Comment ça, c'est très con ce que je viens de dire ?
Écrit par : cohen le barbare | 13/07/2005
Mes racines sont en Pologne et je peux t'assurer que ce pays a déjà beaucoup changé. Avant effectivement, il était très gris (les gens se chauffaient au charbon jusqu'a il y a 10 ans), mais les polonais aiment beaucoup les couleurs, les costumes traditionnels sont très bariolés et les façades de fermes traditionnelles sont peintes avec des motifs floraux très colorés. A Krakow, n'hésite pas à rentrer dans les églises (il y en a presque à chaque coin de rue) il y en a de trèèès belles. Je conseille d'aller manger dans un restaurant du quartier juif. La carpe à la juive est absolument délicieuse.

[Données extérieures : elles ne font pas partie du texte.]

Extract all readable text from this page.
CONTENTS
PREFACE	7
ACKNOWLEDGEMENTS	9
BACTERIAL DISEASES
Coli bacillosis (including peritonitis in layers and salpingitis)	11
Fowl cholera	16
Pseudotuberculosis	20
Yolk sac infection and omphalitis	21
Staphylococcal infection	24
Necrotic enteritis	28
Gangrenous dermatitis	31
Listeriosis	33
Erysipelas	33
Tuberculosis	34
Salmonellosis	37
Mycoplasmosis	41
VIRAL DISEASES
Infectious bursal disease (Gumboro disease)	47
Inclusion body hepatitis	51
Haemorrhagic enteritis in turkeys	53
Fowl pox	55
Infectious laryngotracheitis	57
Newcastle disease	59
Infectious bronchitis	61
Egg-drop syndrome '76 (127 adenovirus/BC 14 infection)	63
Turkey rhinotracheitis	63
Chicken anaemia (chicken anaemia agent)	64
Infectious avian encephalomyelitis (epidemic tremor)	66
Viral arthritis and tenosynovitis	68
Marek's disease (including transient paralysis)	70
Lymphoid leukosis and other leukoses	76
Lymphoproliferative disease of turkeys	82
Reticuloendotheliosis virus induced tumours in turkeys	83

Je m'égare, pardon, mais c'est une ville vraiment chouette.
Écrit par : Babs | 13/07/2005
Je savais que c'était très con come remarque, d'autant que plus tu pars dans l'est et le nord, plus les couleurs qui manquent au naturel, sont recrées artificiellement. J'avais adoré la visite de l'île de Bornholm qui est certes danoise mais qui fut polonaise et suédoise. Les facades font naître le sourire. (suffit d'oublier le béton des dictatures.)
Écrit par : cohen le barbare | 13/07/2005
Tu parles de l'Espagne, mais on commente la Pologne...
Moi aussi ! (mais l'Espagne, je ne la connais que vue du train pour aller au Maroc)
Je partage l'avis de Babs sur la beauté de Krakow !
Le château dont je t'avais parlé est celui de MALBORK (allez ! un petit cadeau : je te mets une photo sur mon joueb !)
Et n'oublions surtout pas les qualités humaines des Polonais !
Écrit par : Gatito | 14/07/2005
Je remercie cohen d'avoir essuyer les platres sinon, c'etait pour moi. Je vais donc rester sobre dans mon commentaire : "Viva Espana !!"